Taveth vit dans le petit village d’Applekirk. Elle a trouvé sa pierre-de-vie, sa voie, en s’occupant du manoir de Ferrand, le seigneur du village. Mariée à Ranal, le régisseur, Taveth est aussi l’amante de Ferrand ; tandis que Ranal est l’amant de Chayra, la femme de Ferrand. Chayra quant à elle ne s’arrête pas à un époux et un amant mais multiplie les conquêtes dans le village. Le manoir, empli des enfants des uns et des autres, est un havre de paix pour cette famille. Les jours s’écoulent au temps des moissons, du passage des prêtres itinérants et des fêtes. Mais voilà qu’arrivent des visiteurs qui bouleversent cet équilibre. 
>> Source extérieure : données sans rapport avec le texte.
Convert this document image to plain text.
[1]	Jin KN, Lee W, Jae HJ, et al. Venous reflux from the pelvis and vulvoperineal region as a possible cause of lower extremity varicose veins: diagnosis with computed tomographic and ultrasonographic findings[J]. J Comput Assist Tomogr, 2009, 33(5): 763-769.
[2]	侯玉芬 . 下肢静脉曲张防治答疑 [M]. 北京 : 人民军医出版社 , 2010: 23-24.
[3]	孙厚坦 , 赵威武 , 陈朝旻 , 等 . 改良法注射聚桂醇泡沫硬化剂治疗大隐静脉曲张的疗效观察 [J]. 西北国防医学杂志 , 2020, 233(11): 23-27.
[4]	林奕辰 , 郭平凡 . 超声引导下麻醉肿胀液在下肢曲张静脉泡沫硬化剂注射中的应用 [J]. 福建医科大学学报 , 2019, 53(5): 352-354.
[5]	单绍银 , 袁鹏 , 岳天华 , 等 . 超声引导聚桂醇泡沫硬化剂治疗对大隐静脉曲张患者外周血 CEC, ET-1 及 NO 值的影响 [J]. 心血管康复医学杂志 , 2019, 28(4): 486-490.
Hanethe, aïeule de Ferrand, revient des terres orientales, où le temps s’écoule plus lentement, où la magie est plus vive et où les dieux résident. Ayant provoqué la colère de la déesse Agdisdis, Hanethe est poursuivie par ses sbires, notamment par une prêtresse tout récemment arrivée au village. 
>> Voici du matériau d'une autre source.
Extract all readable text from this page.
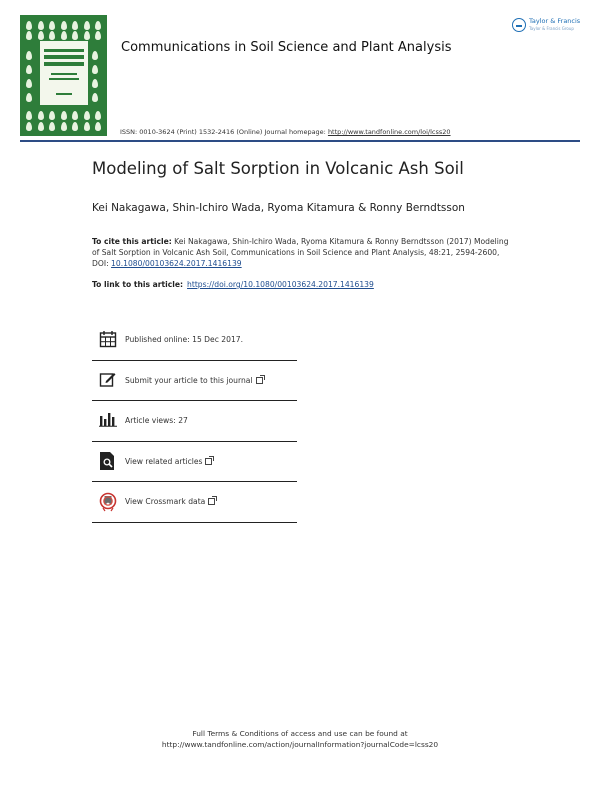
Communications in Soil Science and Plant Analysis
Taylor & Francis
Taylor & Francis Group
ISSN: 0010-3624 (Print) 1532-2416 (Online) Journal homepage: http://www.tandfonline.com/loi/lcss20
Modeling of Salt Sorption in Volcanic Ash Soil
Kei Nakagawa, Shin-Ichiro Wada, Ryoma Kitamura & Ronny Berndtsson
To cite this article: Kei Nakagawa, Shin-Ichiro Wada, Ryoma Kitamura & Ronny Berndtsson (2017) Modeling of Salt Sorption in Volcanic Ash Soil, Communications in Soil Science and Plant Analysis, 48:21, 2594-2600, DOI: 10.1080/00103624.2017.1416139
To link to this article: https://doi.org/10.1080/00103624.2017.1416139
Published online: 15 Dec 2017.
Submit your article to this journal
Article views: 27
View related articles
View Crossmark data
Full Terms & Conditions of access and use can be found at
http://www.tandfonline.com/action/journalInformation?journalCode=lcss20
Jankin est à l’inverse originaire des terres occidentales, où la curiosité même semble étrange tant les pensées sont ralenties, où la magie est une rumeur, presque un mythe. L’universitaire, venu à Applekirk pour étudier une ancienne civilisation et échapper à une paternité non désirée, est un coureur de jupons invétéré. Si le retour d’Hanethe va réinterroger la question de la filiation dans la famille d’Applekirk, celle de Jankin va mettre à rude épreuve leurs relations amoureuses.

Bien que prenant place dans un univers fantastique, ce roman apparaît davantage centré sur les « tranches de vie » des occupants du manoir et du village. Leurs amours, et en particulier le fonctionnement polyamoureux de ces habitants, est au cœur de l’intrigue. Le reste apparaît plus accessoire, presque comme des prétextes pour perturber cet équilibre. À l’exception de quelques éléments surnaturels, le roman aurait pu prendre place dans le monde réel.
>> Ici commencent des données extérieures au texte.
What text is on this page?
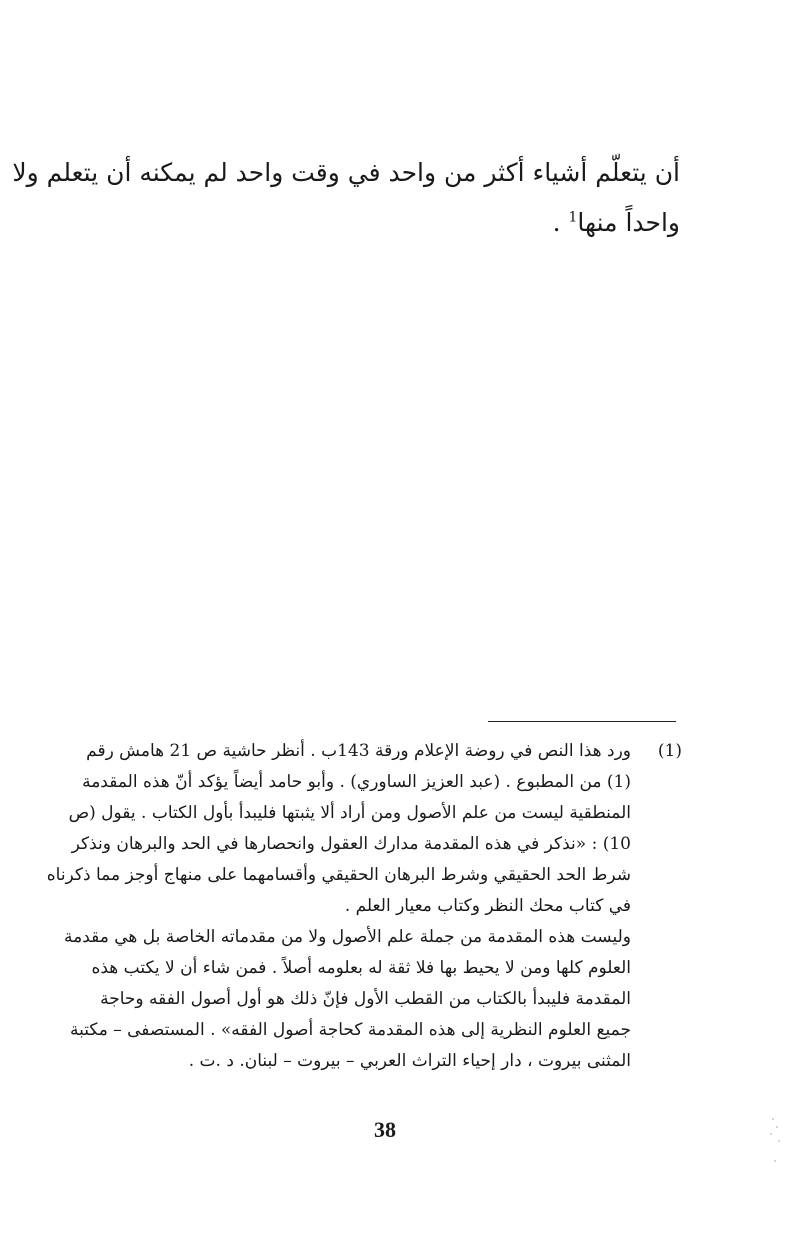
أن يتعلّم أشياء أكثر من واحد في وقت واحد لم يمكنه أن يتعلم ولا
واحداً منها$^1$ .
(1)
ورد هذا النص في روضة الإعلام ورقة 143ب . أنظر حاشية ص 21 هامش رقم
(1) من المطبوع . (عبد العزيز الساوري) . وأبو حامد أيضاً يؤكد أنّ هذه المقدمة
المنطقية ليست من علم الأصول ومن أراد ألا يثبتها فليبدأ بأول الكتاب . يقول (ص
10) : «نذكر في هذه المقدمة مدارك العقول وانحصارها في الحد والبرهان ونذكر
شرط الحد الحقيقي وشرط البرهان الحقيقي وأقسامهما على منهاج أوجز مما ذكرناه
في كتاب محك النظر وكتاب معيار العلم .
وليست هذه المقدمة من جملة علم الأصول ولا من مقدماته الخاصة بل هي مقدمة
العلوم كلها ومن لا يحيط بها فلا ثقة له بعلومه أصلاً . فمن شاء أن لا يكتب هذه
المقدمة فليبدأ بالكتاب من القطب الأول فإنّ ذلك هو أول أصول الفقه وحاجة
جميع العلوم النظرية إلى هذه المقدمة كحاجة أصول الفقه» . المستصفى – مكتبة
المثنى بيروت ، دار إحياء التراث العربي – بيروت – لبنان. د .ت .
38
Les pierres-de-vie des protagonistes ne sont pas dénuées d’intérêt, notamment celle de Taveth qui lui permet de voir les versions passées ou futures des habitants du manoir. Cependant, j’ai peiné à m’intéresser à l’intrigue. Je me suis longuement interrogée sur la raison de ce manque d’intérêt pour un ouvrage qui comportait pourtant de nombreux éléments attisant ordinairement ma curiosité : une demeure ancestrale, un univers rappelant les contes de fées, des relations entre personnages travaillées, une menace énigmatique, des scènes de la vie domestique…mais aussi des combats.

Je crois qu’au final, c’est l’emphase sur les amours des personnages qui a péché pour moi. Ce n’est pas tant une histoire de romance que de jalousie assez puérile, qui bien qu’elle soit expliquée rationnellement dans l’intrigue, m’a laissé un arrière-goût de sitcom adolescente – et donc d’exaspération. Les personnages, qui ont l’air à première vue bien campés, dévoilent progressivement une nature plus stéréotypée : la femme belle mais frivole car peu sûre d’elle, la grand-mère revêche au grand cœur, etc. L’univers fantastique est intriguant mais reste très peu développé.

Pierre-de-vie est un roman qui plaira aux amateurs de tranches de vie, à ceux qui aiment les complications amoureuses et les univers de fantasy laissés en arrière-plan.